Articles
22 July 2019

EUR & ECB: Facilitating the downside to the euro

The ECB is just about likely to stay on hold this week. We expect the dovish press conference, with guidance on a September rate cut and talk about QE, to weigh on the euro. The evolution of market expectations on ECB QE should be the prime euro-negative factor in the coming months

Figure 1: The ECB’s Dashboard

Source: ING
ING

FX: More downside to EUR…

Despite the market already pricing a 40% probability of a 10bp cut this week, more than one 10bp cut by September and close to 20bp overall easing by the end of this year, we see a downside risk to EUR/USD coming from the ECB meeting this Thursday. This is because:

(a) The ECB is likely to change the forward guidance and signal the upcoming cuts (in September and potentially beyond), thus cementing the markets' dovish expectations, and

(b) President Draghi is likely to deliver a dovish press conference, with a potential hint at QE (see ECB Preview for more details).

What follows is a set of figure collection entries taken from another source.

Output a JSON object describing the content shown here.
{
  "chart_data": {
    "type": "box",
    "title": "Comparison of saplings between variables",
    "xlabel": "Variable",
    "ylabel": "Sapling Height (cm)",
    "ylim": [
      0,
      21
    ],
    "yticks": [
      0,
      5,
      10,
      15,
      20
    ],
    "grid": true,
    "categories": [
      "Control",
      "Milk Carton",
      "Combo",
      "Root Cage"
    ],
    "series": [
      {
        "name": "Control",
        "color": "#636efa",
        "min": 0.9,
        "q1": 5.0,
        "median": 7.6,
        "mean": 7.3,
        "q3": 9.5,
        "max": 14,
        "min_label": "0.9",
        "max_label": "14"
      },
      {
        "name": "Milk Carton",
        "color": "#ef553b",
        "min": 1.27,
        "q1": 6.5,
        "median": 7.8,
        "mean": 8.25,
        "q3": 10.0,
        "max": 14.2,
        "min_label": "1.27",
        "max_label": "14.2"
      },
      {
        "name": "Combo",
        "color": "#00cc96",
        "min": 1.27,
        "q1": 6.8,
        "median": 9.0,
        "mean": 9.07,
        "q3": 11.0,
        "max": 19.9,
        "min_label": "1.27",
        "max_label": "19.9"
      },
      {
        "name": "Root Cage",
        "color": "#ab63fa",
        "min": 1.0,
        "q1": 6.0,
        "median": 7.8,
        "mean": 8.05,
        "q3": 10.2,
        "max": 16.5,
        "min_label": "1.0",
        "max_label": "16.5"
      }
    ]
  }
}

The latter in particular should be a negative factor for EUR over the coming months as the expectations for ECB QE will continue to build.

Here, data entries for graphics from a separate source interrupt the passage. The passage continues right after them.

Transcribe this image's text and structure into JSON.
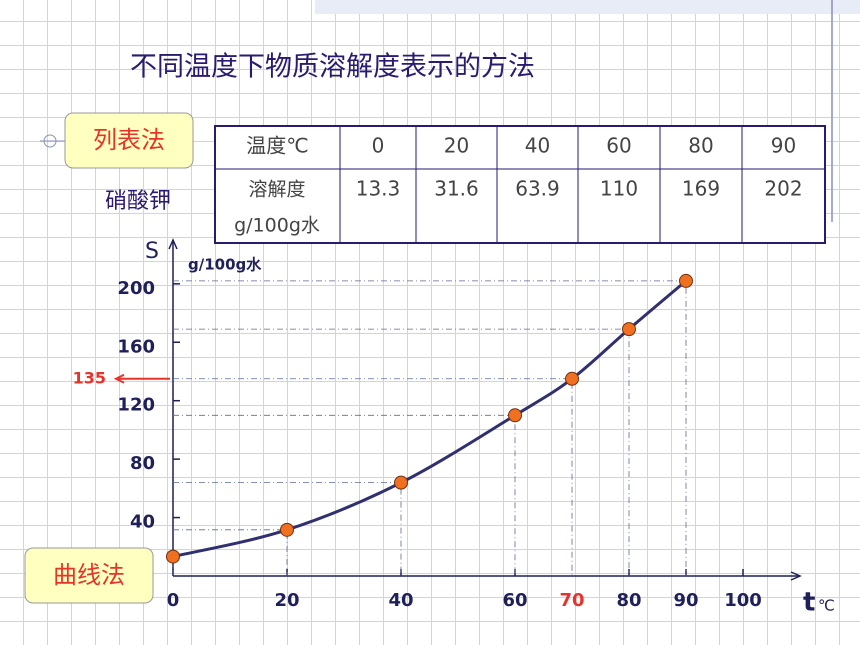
{
  "title": "不同温度下物质溶解度表示的方法",
  "table_method": "列表法",
  "substance": "硝酸钾",
  "curve_method": "曲线法",
  "table": {
    "header": [
      "温度℃",
      0,
      20,
      40,
      60,
      80,
      90
    ],
    "row_label": [
      "溶解度",
      "g/100g水"
    ],
    "values": [
      13.3,
      31.6,
      63.9,
      110,
      169,
      202
    ]
  },
  "chart_data": {
    "type": "line",
    "y_label": "S",
    "y_unit": "g/100g水",
    "x_label": "t",
    "x_unit": "℃",
    "x": [
      0,
      20,
      40,
      60,
      70,
      80,
      90
    ],
    "series": [
      {
        "name": "硝酸钾",
        "color": "#303070",
        "marker_color": "#f07020",
        "values": [
          13.3,
          31.6,
          63.9,
          110,
          135,
          169,
          202
        ]
      }
    ],
    "xlim": [
      0,
      110
    ],
    "ylim": [
      0,
      230
    ],
    "xticks": [
      0,
      20,
      40,
      60,
      80,
      90,
      100
    ],
    "yticks": [
      40,
      80,
      120,
      160,
      200
    ],
    "highlight": {
      "x": 70,
      "y": 135,
      "color": "#e8332a"
    }
  }
}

… as technicals are not stretched

On a short term basis, EUR/USD currently does not exert any meaningful risk premia (as per Fig 2, the cross is fairly valued based on our short term financial fair value model). Coupled with the fairly light short EUR/USD positioning (Fig 3), there is scope for EUR/USD downside stemming from the dovish press conference (the short-term effect – coming days) and a further build-up of ECB QE expectations (the medium-term effect – coming months). In Figure 1, we provide a scenario analysis around the possible ECB July meeting outcomes.

Figure 2: No material risk premium priced into the euro

The ECB is more likely to over-deliver than the Fed

With the market pricing almost three full 25bp Fed rate cuts this year (vs our economists' call for two cuts), from the monetary policy perspective the downside to the USD seems more limited vs the downside to EUR as, in our view, it is the ECB that will over-deliver this year (likely on the QE side). As per FX intervention: Does President Trump have the means, motive and opportunity?, at this point we see the main downside risk to USD stemming for the possible FX interventions (should the US administration frustration with the low EUR/USD rate grow) rather than an overly dovish Fed (given the still solid US data points).

Figure 3: EUR/USD speculative positioning not materially one-sided

Source: ING, CFTC
ING, CFTC

Bond markets: Longer-dated rates at risk of disappointment

An adjustment of the forward guidance to incorporate the possibility of lower rates would set the central bank on a clear path to cut rates in coming months. This should put the focus on the front end of the curve as markets also gauge where the new lower bound in policy rates will be. The absence of an immediate cut this time around would probably mark only a minor and in our view a temporary disappointment.

Longer-dated yields should be at greater risk of a temporary disappointment if the ECB were to remain vague on the possibility of restarting QE, and given well-advanced market expectations of a dovish press conference some profit-taking cannot be excluded.